A medida foi anunciada pela Semob em 15 de maio e interrompeu a tramitação dos processos de revisão tarifária das cinco bacias do transporte público coletivo do DF. A suspensão vale tanto para pedidos em andamento quanto para novas solicitações apresentadas durante o período de elaboração dos estudos técnicos.
Durante entrevista ao programa Vozes da Comunidade, Sandra disse que assumiu a pasta a convite da governadora Celina Leão com a missão de organizar a gestão do setor. Segundo ela, uma das primeiras providências foi suspender as revisões para permitir uma análise mais detalhada dos contratos firmados desde 2013.
A tarifa técnica é o valor usado para remunerar as empresas que operam o sistema de transporte público.
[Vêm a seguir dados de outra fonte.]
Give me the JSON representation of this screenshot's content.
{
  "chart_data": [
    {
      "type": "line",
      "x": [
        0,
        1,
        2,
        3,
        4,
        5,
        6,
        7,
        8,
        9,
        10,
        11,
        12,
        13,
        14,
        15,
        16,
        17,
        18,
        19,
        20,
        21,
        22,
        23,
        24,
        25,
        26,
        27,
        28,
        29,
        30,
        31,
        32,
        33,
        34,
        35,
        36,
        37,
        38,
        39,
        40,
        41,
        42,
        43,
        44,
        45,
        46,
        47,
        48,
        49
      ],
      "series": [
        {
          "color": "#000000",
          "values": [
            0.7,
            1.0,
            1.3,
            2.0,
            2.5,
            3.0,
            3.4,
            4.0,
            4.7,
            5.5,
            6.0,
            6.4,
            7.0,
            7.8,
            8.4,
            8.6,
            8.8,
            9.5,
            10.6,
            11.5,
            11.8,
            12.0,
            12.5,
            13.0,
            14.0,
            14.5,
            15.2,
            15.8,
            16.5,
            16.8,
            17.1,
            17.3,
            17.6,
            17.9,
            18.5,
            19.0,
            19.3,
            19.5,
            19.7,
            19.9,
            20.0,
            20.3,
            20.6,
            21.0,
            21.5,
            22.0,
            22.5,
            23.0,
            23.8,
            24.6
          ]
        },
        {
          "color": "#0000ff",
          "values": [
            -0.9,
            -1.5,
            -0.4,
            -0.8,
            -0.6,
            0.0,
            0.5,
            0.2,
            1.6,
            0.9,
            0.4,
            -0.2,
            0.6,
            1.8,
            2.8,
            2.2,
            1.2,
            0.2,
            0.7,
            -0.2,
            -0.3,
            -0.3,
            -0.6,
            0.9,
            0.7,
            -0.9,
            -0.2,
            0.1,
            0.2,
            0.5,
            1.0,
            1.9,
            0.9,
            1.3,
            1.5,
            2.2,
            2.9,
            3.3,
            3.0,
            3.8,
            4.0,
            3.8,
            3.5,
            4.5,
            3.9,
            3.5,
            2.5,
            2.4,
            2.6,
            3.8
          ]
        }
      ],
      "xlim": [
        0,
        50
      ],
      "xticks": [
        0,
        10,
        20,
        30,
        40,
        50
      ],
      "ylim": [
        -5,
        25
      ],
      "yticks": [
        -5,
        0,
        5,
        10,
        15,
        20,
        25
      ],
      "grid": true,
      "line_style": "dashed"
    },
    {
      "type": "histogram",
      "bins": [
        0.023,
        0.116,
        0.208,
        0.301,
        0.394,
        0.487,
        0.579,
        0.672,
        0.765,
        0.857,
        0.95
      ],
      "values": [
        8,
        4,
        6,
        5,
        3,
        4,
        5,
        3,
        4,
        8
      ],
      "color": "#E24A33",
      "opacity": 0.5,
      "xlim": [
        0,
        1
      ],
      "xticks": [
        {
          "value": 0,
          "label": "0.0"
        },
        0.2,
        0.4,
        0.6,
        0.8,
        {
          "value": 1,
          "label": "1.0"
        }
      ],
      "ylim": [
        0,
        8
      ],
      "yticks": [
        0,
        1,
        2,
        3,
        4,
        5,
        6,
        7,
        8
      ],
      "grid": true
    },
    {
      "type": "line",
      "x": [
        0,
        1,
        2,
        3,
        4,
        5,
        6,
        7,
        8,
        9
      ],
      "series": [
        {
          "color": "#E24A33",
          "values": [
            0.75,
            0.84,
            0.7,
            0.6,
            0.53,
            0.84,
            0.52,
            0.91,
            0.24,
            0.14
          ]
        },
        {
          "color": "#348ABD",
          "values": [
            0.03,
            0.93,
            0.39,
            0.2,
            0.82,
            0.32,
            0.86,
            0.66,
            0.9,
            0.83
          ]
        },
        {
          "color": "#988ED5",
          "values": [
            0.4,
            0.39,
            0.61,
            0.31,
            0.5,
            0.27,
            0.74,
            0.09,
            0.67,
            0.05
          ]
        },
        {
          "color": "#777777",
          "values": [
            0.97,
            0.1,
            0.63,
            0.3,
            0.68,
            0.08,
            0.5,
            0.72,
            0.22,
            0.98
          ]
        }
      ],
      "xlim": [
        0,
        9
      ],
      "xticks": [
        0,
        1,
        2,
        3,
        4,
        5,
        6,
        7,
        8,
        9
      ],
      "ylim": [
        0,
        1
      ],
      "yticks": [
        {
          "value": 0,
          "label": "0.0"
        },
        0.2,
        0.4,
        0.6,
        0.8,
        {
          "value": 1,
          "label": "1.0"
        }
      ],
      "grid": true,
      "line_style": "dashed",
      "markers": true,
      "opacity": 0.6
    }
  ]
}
Ela não é a mesma tarifa paga pelo passageiro. A auditoria deverá avaliar a composição da tarifa, o equilíbrio econômico-financeiro dos contratos e os critérios adotados nas revisões anteriores.
Sandra afirmou que identificou um histórico de revisões que gerou preocupação e motivou a suspensão temporária. A Semob também prevê a contratação de estudos especializados para formular e padronizar um novo modelo de revisão tarifária do Sistema de Transporte Público Coletivo do DF.
A proposta é adotar parâmetros técnicos objetivos, auditáveis e voltados à eficiência operacional. Segundo a secretária, a medida deve ampliar a segurança jurídica dos contratos e dar mais clareza ao acompanhamento das revisões.